See also "Selected Writings of James Madison" "Selected Writings of James Madison" Google Books. Madison makes references to Vattel's direct influence upon the new nation of America's philosophy in foreign affairs.
Just in case you missed my point in #336, the "authority" I referenced was Mr. Benjamin Franklin, in his letter of 1775 to Mr. Charles Dumas, thanking him for the three copies of Vattel's work. It's a little difficult to speak with Ben right now. Fortunately for us, he left many of his thoughts in writing so that we could review them hundreds of years later.

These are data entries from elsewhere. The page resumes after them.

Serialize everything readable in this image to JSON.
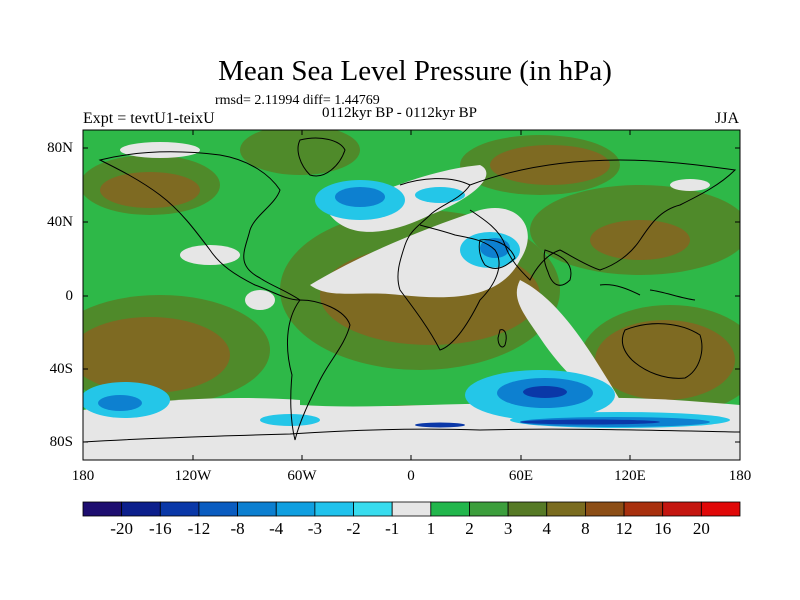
{
  "title": "Mean Sea Level Pressure (in hPa)",
  "stats": "rmsd= 2.11994 diff= 1.44769",
  "subtitle": "0112kyr BP - 0112kyr BP",
  "experiment": "Expt = tevtU1-teixU",
  "season": "JJA",
  "lat_labels": [
    "80N",
    "40N",
    "0",
    "40S",
    "80S"
  ],
  "lon_labels": [
    "180",
    "120W",
    "60W",
    "0",
    "60E",
    "120E",
    "180"
  ],
  "colorbar": {
    "labels": [
      "-20",
      "-16",
      "-12",
      "-8",
      "-4",
      "-3",
      "-2",
      "-1",
      "1",
      "2",
      "3",
      "4",
      "8",
      "12",
      "16",
      "20"
    ],
    "colors": [
      "#1e0e70",
      "#0c1f8c",
      "#0a38a8",
      "#0a5cc0",
      "#0c7fd0",
      "#109fe0",
      "#20c2ec",
      "#38dcee",
      "#e6e6e6",
      "#22b64c",
      "#3c9e3c",
      "#567a26",
      "#7a6c20",
      "#8c4e16",
      "#a8300e",
      "#c41610",
      "#e00808"
    ]
  },
  "colors": {
    "land_line": "#000000",
    "neutral": "#e6e6e6",
    "green": "#2eb848",
    "olive": "#4f8a2a",
    "brown": "#7e6a22",
    "cyan": "#24c6e8",
    "blue": "#0d80d0",
    "deep_blue": "#0a38a8"
  }
}
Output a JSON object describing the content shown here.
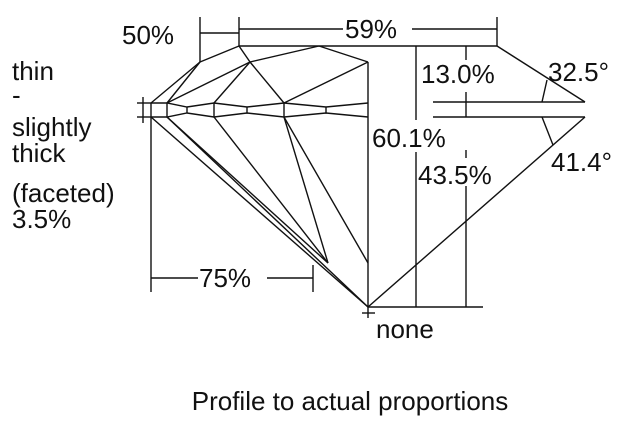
{
  "labels": {
    "crown_angle_ratio": "50%",
    "table": "59%",
    "crown_height": "13.0%",
    "crown_angle": "32.5°",
    "total_depth": "60.1%",
    "pavilion_depth": "43.5%",
    "pavilion_angle": "41.4°",
    "lower_half": "75%",
    "culet": "none",
    "girdle": [
      "thin",
      "-",
      "slightly",
      "thick",
      "(faceted)",
      "3.5%"
    ]
  },
  "caption": "Profile to actual proportions"
}
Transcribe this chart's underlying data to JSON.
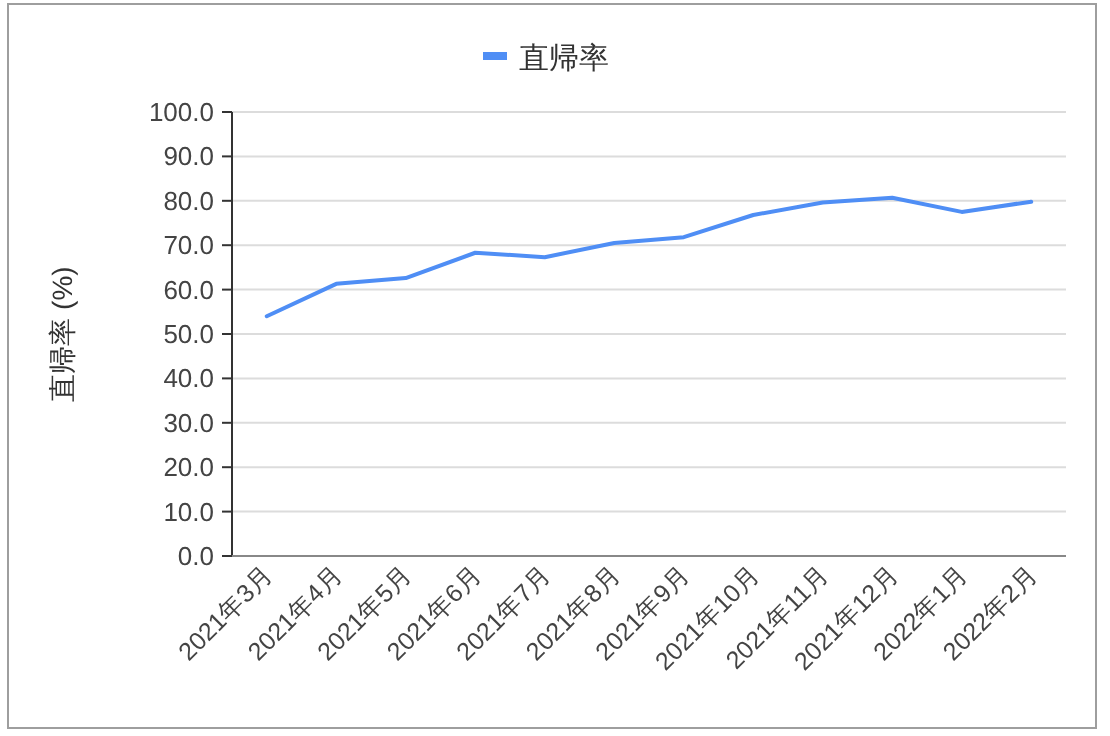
{
  "chart_data": {
    "type": "line",
    "ylabel": "直帰率 (%)",
    "categories": [
      "2021年3月",
      "2021年4月",
      "2021年5月",
      "2021年6月",
      "2021年7月",
      "2021年8月",
      "2021年9月",
      "2021年10月",
      "2021年11月",
      "2021年12月",
      "2022年1月",
      "2022年2月"
    ],
    "series": [
      {
        "name": "直帰率",
        "color": "#4f8ef5",
        "values": [
          54.0,
          61.3,
          62.6,
          68.3,
          67.3,
          70.5,
          71.8,
          76.8,
          79.6,
          80.7,
          77.5,
          79.8
        ]
      }
    ],
    "ylim": [
      0,
      100
    ],
    "yticks": [
      {
        "value": 0,
        "label": "0.0"
      },
      {
        "value": 10,
        "label": "10.0"
      },
      {
        "value": 20,
        "label": "20.0"
      },
      {
        "value": 30,
        "label": "30.0"
      },
      {
        "value": 40,
        "label": "40.0"
      },
      {
        "value": 50,
        "label": "50.0"
      },
      {
        "value": 60,
        "label": "60.0"
      },
      {
        "value": 70,
        "label": "70.0"
      },
      {
        "value": 80,
        "label": "80.0"
      },
      {
        "value": 90,
        "label": "90.0"
      },
      {
        "value": 100,
        "label": "100.0"
      }
    ],
    "grid": "y",
    "legend": "top",
    "marker": "none",
    "line_style": "solid"
  }
}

I agree that the "Laws of Nations" as capitalized in the Constitution is insufficient evidence of Vattel's influence (every noun seems to be capitalized), but Franklin's own words support it's importance.
I particularly like that line about an interpretation "which leads to absurdity". The idea that our Founding Fathers left their new country open to a president with foreign allegiances is absurd.
Thanks for the detailed information!